Patience is a virtue and as Steve’s family home in Hawthorn shows, it can pay off in dividends.
Part of this year’s St Joseph’s Open Houses scheme, which ran over the weekend, Steve’s family home was literally four years in the making, and seven months in the building.
Once the unusual block was purchased, the family moved into the existing property on-site and set about planning their future long-term home.
The first challenge was the land itself – an interesting wedge shape that sat about 33-metres wide at the front, but only 7.5-metres wide at the back.
The peculiarity of the shape inspired and informed much of the design by Craig Rossetti Architects, who were responsible for Steve’s previous family home.
A stitch in time saves nine
Steve and his design team planned, certified and specified every possible aspect of the build.
It was to become the long-term home for his family (Steve and his wife have two young children) and needed to adapt itself to them as their needs changed over the years.
No stone remained unturned – every skerrick of those four years was spent on making this home right.
By the time it came to demolishing the existing property and starting the build, this was one ultra-organised project.
So efficient in fact that the ambitious build stuck to its seven-month schedule without a hitch.
- The stunning entrance to the beautifully designed home
The seamless, curving wall
A stand-out feature of the design is a curved wall that seamlessly flows through the home, linking spaces – including the outside pool area – together.
Made from glass reinforced concrete (Steve owns GRC Environments, a business that specialises in the material), the wall becomes a beautiful novelty.
- The Master bedroom and en-suite look out over the beautifully designed pool and thoughtful landscaping.
What is Glass Reinforced Concrete?
Glass reinforced concrete (or cement) is a composite stone made from a combination of sand, cement and alkali resistant glass fibres.
It is the latter in particular that gives the material strength as well as flexibility and relative lightness, meaning it can then be moulded and cast into seemingly infinite shapes and structures.
In short – glass reinforced concrete can become the gateway to creating a truly individual home.
Let there be light
But it’s not just glass reinforced concrete that makes this home clever.
Visitors to this year’s Open Houses would have been instantly struck by the light and air that abounds this suburban delight.
It is just so genuinely open and fresh – expansive rooms make the most of natural light, which is a stand-out feature in its own right.
- The lounge room is flooded in natural light and creates a feeling spaciousness as the eye is drawn outside to the point of the block.

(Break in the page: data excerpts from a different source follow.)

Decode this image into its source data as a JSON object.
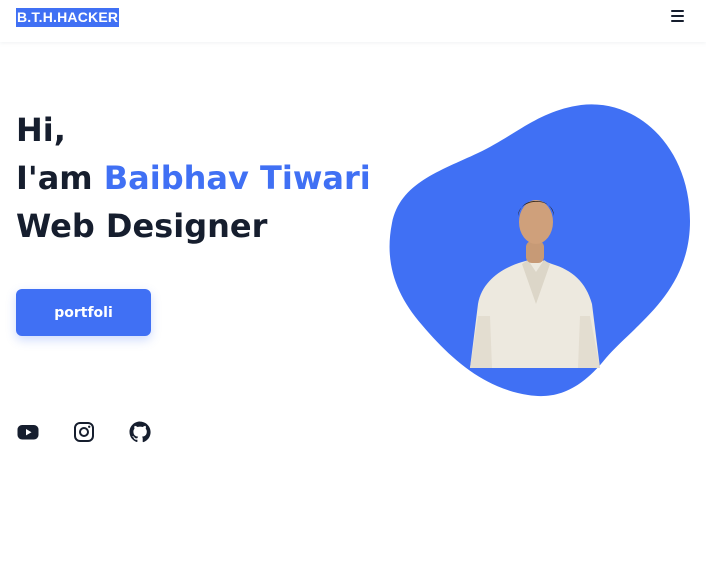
{
  "header": {
    "logo": "B.T.H.HACKER",
    "menu_icon": "hamburger-menu-icon"
  },
  "hero": {
    "greeting": "Hi,",
    "intro_prefix": "I'am",
    "name": "Baibhav Tiwari",
    "role": "Web Designer",
    "cta_label": "portfoli"
  },
  "social": [
    {
      "icon": "youtube-icon"
    },
    {
      "icon": "instagram-icon"
    },
    {
      "icon": "github-icon"
    }
  ],
  "colors": {
    "accent": "#4070f4",
    "text": "#161e2e",
    "background": "#ffffff"
  }
}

- The en-suit cleverly incorporates slits of light that frame the bathroom beautifully and a concealed shower is cleverly positioned behind the baths feature wall.
Eyes at the back of her head
There are wonderfully clever additional features, as well, such as the kitchen splash back which is essentially a window into the children’s playroom next door – a great way for mum to seem like she really does have eyes at the back of her head, yet still give the kids a sense of privacy and their own space.
- The stunning kitchen with one of the most thoughtful and considered splashbacks we have seen.
Steve’s family home was part of this year’s Open Houses which never fails to disappoint.
We can’t wait to see what is in store for 2015!